The increasingly recognized complexity and heterogeneity of bladder cancer has posed a major challenge to predicting treatment response. New tumor models generated from patient’s tumor specimens, such as primary cell lines and patient-derived xenografts, have gained attention for preclinical drug testing. Conventional two-dimensional (2D) culture of urothelial carcinoma (UC) cells [26] has traditionally been used for prediction of chemotherapeutic efficacy [27]. Over the years, a large number of bladder cancer cell lines has been established, recapitulating genomic and phenotypic heterogeneity of bladder cancer [28]. However, the majority of bladder cancer cell lines have been established from muscle-invasive and metastatic bladder cancer. While non-muscle invasive bladder cancer is the most common form of urothelial carcinoma, establishment of primary cell lines has not been successful [28][29]. Although 2D cell lines can expand rapidly and offer the possibility for high-throughput drug screening, they do not faithfully reproduce the 3-dimensional nature and cellular diversity of native bladder cancer. Compounding this, cancer-derived 2D cell lines typically exhibit genetic drift after multiple passages [30]. These limiting factors likely contribute to failure in predicting in vivo drug response in cancer patients using only 2D cell lines.

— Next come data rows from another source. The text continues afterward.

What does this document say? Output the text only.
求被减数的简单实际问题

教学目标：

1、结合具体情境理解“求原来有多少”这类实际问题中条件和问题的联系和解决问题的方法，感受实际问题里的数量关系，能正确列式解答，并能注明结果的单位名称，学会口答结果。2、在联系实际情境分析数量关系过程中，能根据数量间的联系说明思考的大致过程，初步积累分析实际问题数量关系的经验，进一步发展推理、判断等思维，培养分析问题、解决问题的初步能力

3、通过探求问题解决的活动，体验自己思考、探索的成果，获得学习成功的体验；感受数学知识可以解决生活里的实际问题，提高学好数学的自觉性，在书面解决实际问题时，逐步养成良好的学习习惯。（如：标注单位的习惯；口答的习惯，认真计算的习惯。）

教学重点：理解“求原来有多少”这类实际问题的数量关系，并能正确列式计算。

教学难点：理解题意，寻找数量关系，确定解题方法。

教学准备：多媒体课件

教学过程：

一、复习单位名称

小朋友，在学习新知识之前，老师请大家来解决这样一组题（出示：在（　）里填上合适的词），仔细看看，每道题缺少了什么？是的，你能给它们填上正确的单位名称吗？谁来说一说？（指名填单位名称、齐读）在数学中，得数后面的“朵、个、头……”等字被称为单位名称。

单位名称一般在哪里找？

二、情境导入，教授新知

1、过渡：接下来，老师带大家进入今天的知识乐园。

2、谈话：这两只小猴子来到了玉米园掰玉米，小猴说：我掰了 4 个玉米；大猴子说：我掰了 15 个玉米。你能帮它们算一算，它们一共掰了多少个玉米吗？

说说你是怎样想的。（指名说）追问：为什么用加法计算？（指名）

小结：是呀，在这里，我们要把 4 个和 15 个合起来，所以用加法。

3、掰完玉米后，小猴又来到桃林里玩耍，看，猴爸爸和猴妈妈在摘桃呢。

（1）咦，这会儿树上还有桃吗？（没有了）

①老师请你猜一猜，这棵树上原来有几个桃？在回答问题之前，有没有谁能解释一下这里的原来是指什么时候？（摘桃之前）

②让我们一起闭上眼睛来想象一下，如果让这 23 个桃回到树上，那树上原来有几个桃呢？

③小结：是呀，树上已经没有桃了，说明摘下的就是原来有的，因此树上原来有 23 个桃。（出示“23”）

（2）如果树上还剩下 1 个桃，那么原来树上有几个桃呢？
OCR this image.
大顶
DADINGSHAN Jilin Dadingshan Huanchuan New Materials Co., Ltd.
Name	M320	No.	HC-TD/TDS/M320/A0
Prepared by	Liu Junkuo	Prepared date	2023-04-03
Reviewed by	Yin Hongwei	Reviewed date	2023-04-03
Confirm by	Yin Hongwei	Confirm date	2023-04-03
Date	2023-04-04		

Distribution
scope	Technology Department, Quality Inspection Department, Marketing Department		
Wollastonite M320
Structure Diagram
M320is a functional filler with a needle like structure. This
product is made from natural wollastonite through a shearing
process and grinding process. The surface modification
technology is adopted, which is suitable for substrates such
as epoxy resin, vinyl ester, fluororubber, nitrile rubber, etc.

Patient-derived xenografts (PDX) is an approach whereby patient tumor fragments are implanted into immunocompromised mice to generate tumors that recapitulate genomic and phenotypical features of a patient’s original tumor [31][32]. PDX have value in both better understanding tumor biology and evaluating the efficacy of FDA-approved anticancer therapies or novel targeted treatments [33]. Although PDX models present an exciting opportunity for improving predictive value of preclinical studies, there are several hurdles to their translation into the clinic. The lack of an immune system in the immunocompromised host makes PDX models inadequate for modeling immune response and testing immunotherapies. Further, engraftment rates tend to positively correlate with tumor grade, meaning that low-grade patient tumors may not lead to a high yield of viable mouse tumors [34][35]. Finally, engrafted tumors can take several months to grow. This is a critical drawback for their application in translational medicine as, in the neoadjuvant setting, treatment is usually initiated within 3-4 weeks from the time of diagnosis. An ideal tumor model would combine the rapid growth and high-throughput potential of 2D models with the faithful recapitulation of host tumor microenvironment provided by PDX platforms.